Obwohl an sich eher Fantasy, entspringen immerhin die Voraussetzungen dieses postapokalyptischen Romans der Science Fiction. Im achten Jahrtausend unserer Zeitrechnung, fünftausend Jahre nach einem katastrophalen Atomkrieg, sind die Menschen nicht mehr die Herrscher der Natur, sondern müssen in einer feindseligen Umgebung um ihr Leben kämpfen. Schreckliche Mutationen sind durch den Strahleneinfluß entstanden: riesige Frösche und Schnecken, übergroße Raubkatzen und Fledermäuse, undefinierte Monster am Grunde von Teichen und Seen. Überhaupt geht der Trend in Richtung Gigantomanie, Godzilla läßt grüßen. Es gibt aber auch freundliche Entwicklungen, und die Menschen kultivieren neue Haustiere, die an Elche, Büffel oder Känguruhs erinnern. In den Nachfahren von Bären, Bibern und Hauskatzen finden sie sogar Verbündete, die Intelligenz und Kultur entwickelt haben. Leider gibt es auch weniger wohlgesonnene Intelligenzen unter dem Sammelnamen der "Unreinen", die natürlich die Weltherrschaft anstreben und die Macht des Atoms wiederbeleben wollen. Ihre Anführer haben telepathische Fähigkeiten, wie auch einige Auserwählte der "Guten". Die ziemlich klare Grenze zwischen Gut und Böse erinnert stark an Tolkien, etwaige Grauzonen werden schnell als Mißverständnisse aufgeklärt.
Der Titelheld Hiero ist für mich eine der originellsten Figuren der Fantasy schlechthin.

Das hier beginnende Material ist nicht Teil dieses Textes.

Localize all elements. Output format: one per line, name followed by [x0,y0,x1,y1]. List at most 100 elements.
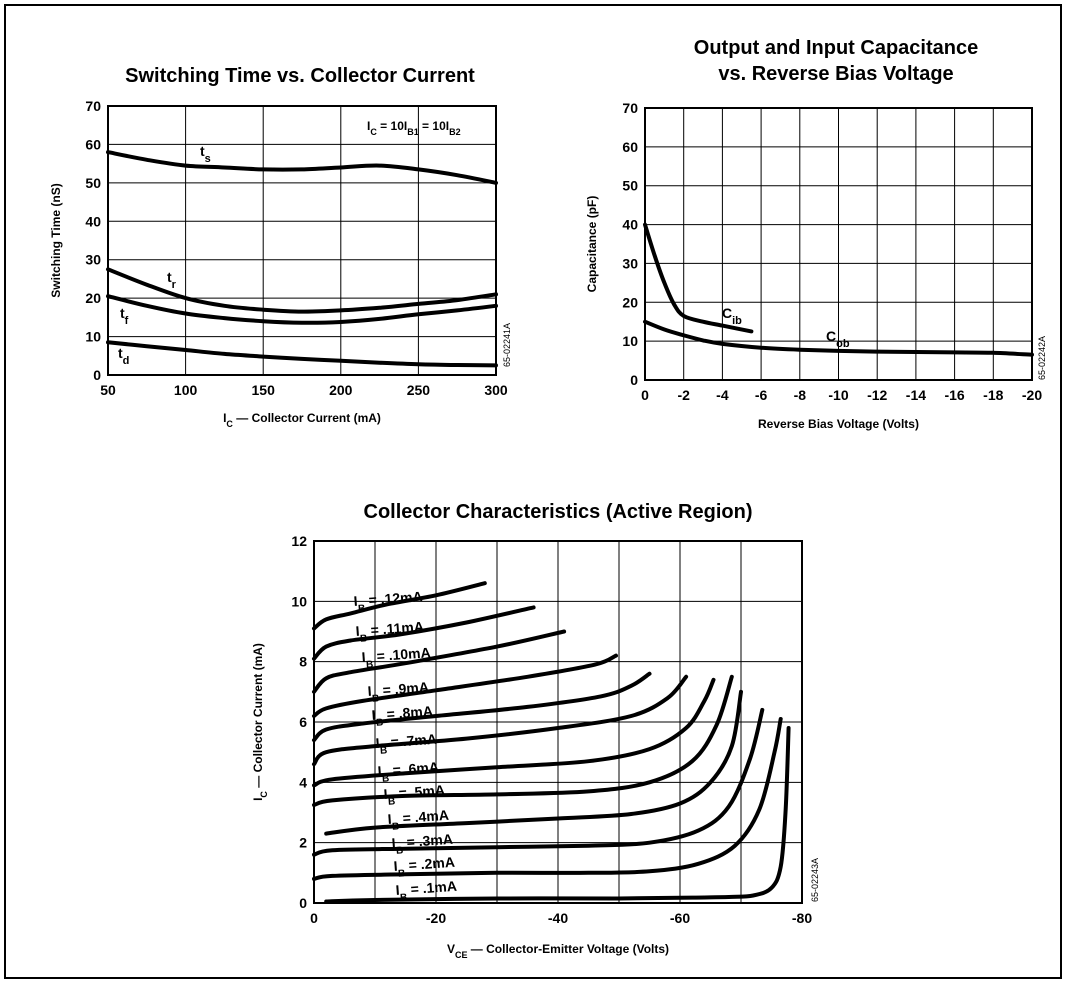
x-tick-label: 50 [100,382,116,398]
y-tick-label: 20 [622,294,638,310]
figure-code: 65-02241A [502,323,512,367]
series-label-t-f: tf [120,305,129,327]
x-tick-label: -80 [792,910,812,926]
series-line-i-b-8ma [312,671,652,743]
series-label-i-b-7ma: IB = .7mA [375,731,438,757]
figure-code: 65-02243A [810,858,820,902]
x-tick-label: -12 [867,387,887,403]
y-tick-label: 30 [622,255,638,271]
page-frame [4,4,1062,979]
series-line-i-b-6ma [312,677,716,788]
series-line-i-b-9ma [312,653,618,718]
series-label-i-b-6ma: IB = .6mA [377,759,440,785]
series-label-t-s: ts [200,143,211,165]
x-tick-label: -20 [1022,387,1042,403]
y-tick-label: 0 [630,372,638,388]
y-tick-label: 40 [622,217,638,233]
x-tick-label: -14 [906,387,926,403]
series-line-i-b-7ma [312,674,689,767]
x-axis-label: Reverse Bias Voltage (Volts) [758,417,919,431]
series-line-c-ob [643,319,1034,357]
y-tick-label: 2 [299,835,307,851]
x-tick-label: -18 [983,387,1003,403]
chart-title: Output and Input Capacitance [694,37,978,59]
condition-annotation: IC = 10IB1 = 10IB2 [367,119,461,137]
y-tick-label: 30 [85,252,101,268]
series-label-i-b-3ma: IB = .3mA [391,831,454,857]
series-line-i-b-5ma [312,674,734,807]
x-tick-label: -8 [794,387,807,403]
y-tick-label: 10 [291,593,307,609]
x-tick-label: -60 [670,910,690,926]
x-axis-label: IC — Collector Current (mA) [223,411,381,429]
x-tick-label: 0 [641,387,649,403]
series-line-i-b-12ma [312,581,487,631]
series-label-i-b-1ma: IB = .1mA [395,878,458,904]
y-tick-label: 10 [622,333,638,349]
x-tick-label: 150 [252,382,276,398]
x-tick-label: -10 [828,387,848,403]
series-line-t-d [106,340,498,368]
series-label-i-b-4ma: IB = .4mA [387,807,450,833]
chart-collector-characteristics: Collector Characteristics (Active Region… [251,501,820,960]
y-axis-label: Capacitance (pF) [585,196,599,293]
x-tick-label: -4 [716,387,729,403]
y-tick-label: 6 [299,714,307,730]
series-label-c-ob: Cob [826,328,850,350]
x-tick-label: 300 [484,382,508,398]
x-tick-label: 0 [310,910,318,926]
series-line-i-b-11ma [312,605,536,661]
plot-frame [313,540,803,904]
x-tick-label: -6 [755,387,768,403]
plot-frame [644,107,1033,381]
series-label-i-b-9ma: IB = .9mA [367,679,430,705]
y-axis-label: IC — Collector Current (mA) [251,643,269,801]
x-tick-label: 250 [407,382,431,398]
plot-frame [107,105,497,376]
y-tick-label: 50 [622,178,638,194]
y-tick-label: 60 [85,136,101,152]
x-tick-label: 100 [174,382,198,398]
chart-title: vs. Reverse Bias Voltage [718,63,953,85]
x-tick-label: -16 [944,387,964,403]
x-tick-label: -40 [548,910,568,926]
chart-title: Collector Characteristics (Active Region… [364,501,753,523]
x-tick-label: 200 [329,382,353,398]
x-axis-label: VCE — Collector-Emitter Voltage (Volts) [447,942,669,960]
chart-switching-time: Switching Time vs. Collector Current 50 10… [49,65,512,429]
series-line-c-ib [643,222,754,334]
series-label-c-ib: Cib [722,305,742,327]
series-label-i-b-8ma: IB = .8mA [371,703,434,729]
x-tick-label: -20 [426,910,446,926]
series-line-t-f [106,294,498,325]
chart-capacitance: Output and Input Capacitance vs. Reverse … [585,37,1047,431]
figure-code: 65-02242A [1037,336,1047,380]
series-label-i-b-2ma: IB = .2mA [393,854,456,880]
y-axis-label: Switching Time (nS) [49,183,63,297]
y-tick-label: 0 [299,895,307,911]
y-tick-label: 8 [299,654,307,670]
series-line-i-b-3ma [312,707,765,857]
series-line-i-b-1ma [324,726,791,904]
y-tick-label: 20 [85,290,101,306]
series-line-t-r [106,267,498,314]
series-line-i-b-4ma [324,689,743,836]
chart-title: Switching Time vs. Collector Current [125,65,475,87]
y-tick-label: 12 [291,533,307,549]
y-tick-label: 60 [622,139,638,155]
series-label-i-b-5ma: IB = .5mA [383,782,446,808]
y-tick-label: 4 [299,774,307,790]
y-tick-label: 70 [85,98,101,114]
series-line-t-s [106,150,498,185]
series-label-i-b-11ma: IB = .11mA [355,618,425,644]
series-label-t-d: td [118,345,129,367]
series-line-i-b-2ma [312,717,783,881]
series-line-i-b-10ma [312,629,567,694]
y-tick-label: 0 [93,367,101,383]
series-label-i-b-10ma: IB = .10mA [361,644,431,670]
y-tick-label: 50 [85,175,101,191]
series-label-i-b-12ma: IB = .12mA [353,588,423,614]
y-tick-label: 70 [622,100,638,116]
x-tick-label: -2 [677,387,690,403]
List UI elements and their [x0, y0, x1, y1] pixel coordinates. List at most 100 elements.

Nominell ein Mönch und Nachfahre kanadischer Ureinwohner ("Indianer"), ist er Soldat, Gelehrter und Priester in einer Person, ein Lederstrumpf der Zukunft, teils konservativ, teils progressiv. Sein bei Ottowa gelegenes Kloster scheint eher protestantisch geprägt; tatsächlich trifft er im "Süden" (=Delaware) auf eine für ihn pervertierte, an Katholizismus angelehnte religiöse Sekte mit Zölibat und arroganten Würdenträgern. Er selbst darf durchaus heiraten, eine Prinzessin sollte es aber schon sein ;-) Und wie es sich für einen solchen Helden gehört, wachsen seine Fähigkeiten an den Herausforderungen, und im Bedarfsfall finden sich neue Verbündete.
Hieros Reise ist eine klassiche Abenteuergeschichte, in der Tradition des Goldenen Zeitalters der Science Fiction. Die Figuren sind zweidimensional, aber liebevoll gezeichnet, und die Welt ist mit atemberaubender Fantasie gestaltet. Abwechslungsreiche Hindernisse sorgen für kaum nachlassende Spannung, und trotzdem fühlt man sich geborgen in der Gesellschaft dieses postapokalyptischen Odysseus. Ein abschließendes Happy End steht nie in Frage, auch wenn Hieros offizieller Auftrag, die Erforschung und Reaktivierung der mystischen vor-apokalyptischen "Computer", ein wenig bizarr erscheint. Auch die ökologische Botschaft wirkt aufgesetzt und naiv, das war in den 70ern (zu Zeiten der "Ölkrisen") allerdings im Trend. Dem Lesevergnügen tut das alles keinen Abbruch, und Hiero hat zu Recht auch heute noch viele Fans.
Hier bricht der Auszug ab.